Institut Pasteur, Université Paris Cité, CNRS UMR 3751, Decision and Bayesian Computation, Paris, France.
Epiméthée, Inria, Paris, France.
PLoS Comput Biol. 2024 Oct 10;20(10):e1012460. doi: 10.1371/journal.pcbi.1012460. eCollection 2024 Oct.
Physical and functional constraints on biological networks lead to complex topological patterns across multiple scales in their organization. A particular type of higher-order network feature that has received considerable interest is network motifs, defined as statistically regular subgraphs. These may implement fundamental logical and computational circuits and are referred to as "building blocks of complex networks". Their well-defined structures and small sizes also enable the testing of their functions in synthetic and natural biological experiments. Here, we develop a framework for motif mining based on lossless network compression using subgraph contractions. This provides an alternative definition of motif significance which allows us to compare different motifs and select the collectively most significant set of motifs as well as other prominent network features in terms of their combined compression of the network. Our approach inherently accounts for multiple testing and correlations between subgraphs and does not rely on a priori specification of an appropriate null model. It thus overcomes common problems in hypothesis testing-based motif analysis and guarantees robust statistical inference. We validate our methodology on numerical data and then apply it on synaptic-resolution biological neural networks, as a medium for comparative connectomics, by evaluating their respective compressibility and characterize their inferred circuit motifs.

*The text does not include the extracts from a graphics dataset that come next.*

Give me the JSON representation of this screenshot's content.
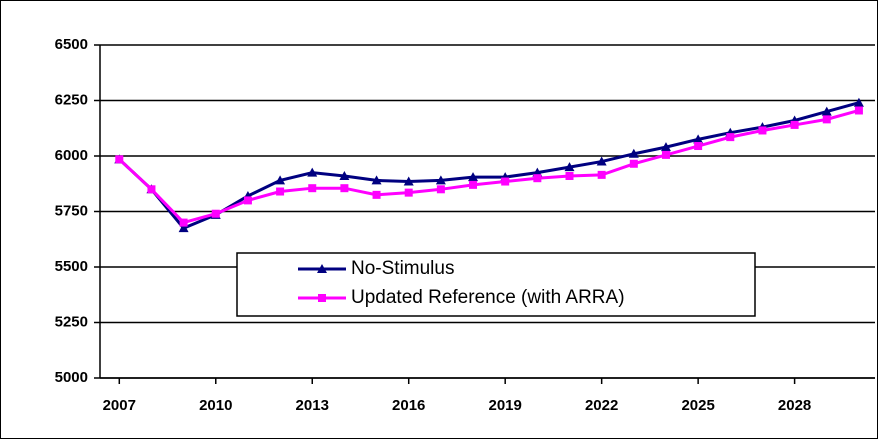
{
  "chart_data": {
    "type": "line",
    "x": [
      2007,
      2008,
      2009,
      2010,
      2011,
      2012,
      2013,
      2014,
      2015,
      2016,
      2017,
      2018,
      2019,
      2020,
      2021,
      2022,
      2023,
      2024,
      2025,
      2026,
      2027,
      2028,
      2029,
      2030
    ],
    "series": [
      {
        "name": "No-Stimulus",
        "color": "#000080",
        "marker": "triangle",
        "values": [
          5985,
          5850,
          5675,
          5735,
          5820,
          5890,
          5925,
          5910,
          5890,
          5885,
          5890,
          5905,
          5905,
          5925,
          5950,
          5975,
          6010,
          6040,
          6075,
          6105,
          6130,
          6160,
          6200,
          6240
        ]
      },
      {
        "name": "Updated Reference (with ARRA)",
        "color": "#ff00ff",
        "marker": "square",
        "values": [
          5985,
          5850,
          5700,
          5740,
          5800,
          5840,
          5855,
          5855,
          5825,
          5835,
          5850,
          5870,
          5885,
          5900,
          5910,
          5915,
          5965,
          6005,
          6045,
          6085,
          6115,
          6140,
          6165,
          6205
        ]
      }
    ],
    "xlim": [
      2006.4,
      2030.5
    ],
    "xticks": [
      2007,
      2010,
      2013,
      2016,
      2019,
      2022,
      2025,
      2028
    ],
    "ylim": [
      5000,
      6500
    ],
    "yticks": [
      5000,
      5250,
      5500,
      5750,
      6000,
      6250,
      6500
    ],
    "grid": true
  }
}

生物网络的物理和功能约束导致其组织在多个尺度上呈现出复杂的拓扑模式。网络基元是一种受到广泛关注的特殊高阶网络特征,定义为统计规则的子图。这些基元可能实现基本的逻辑和计算电路,因此被称为“复杂网络的构建块”。它们明确的结构和较小的尺寸也使得它们能够在合成和自然生物实验中测试其功能。在这里,我们开发了一种基于子图收缩的无损网络压缩的基元挖掘框架。这提供了基元重要性的另一种定义,使我们能够比较不同的基元,并根据它们对网络的综合压缩选择整体上最重要的基元集以及其他突出的网络特征。我们的方法内在地考虑了子图之间的多重检验和相关性,并且不依赖于适当的零模型的先验指定。因此,它克服了基于假设检验的基元分析中的常见问题,并保证了稳健的统计推断。我们在数值数据上验证了我们的方法,然后将其应用于突触分辨率生物神经网络上,作为比较连接组学的一种媒介,通过评估它们各自的可压缩性并描述它们推断出的电路基元。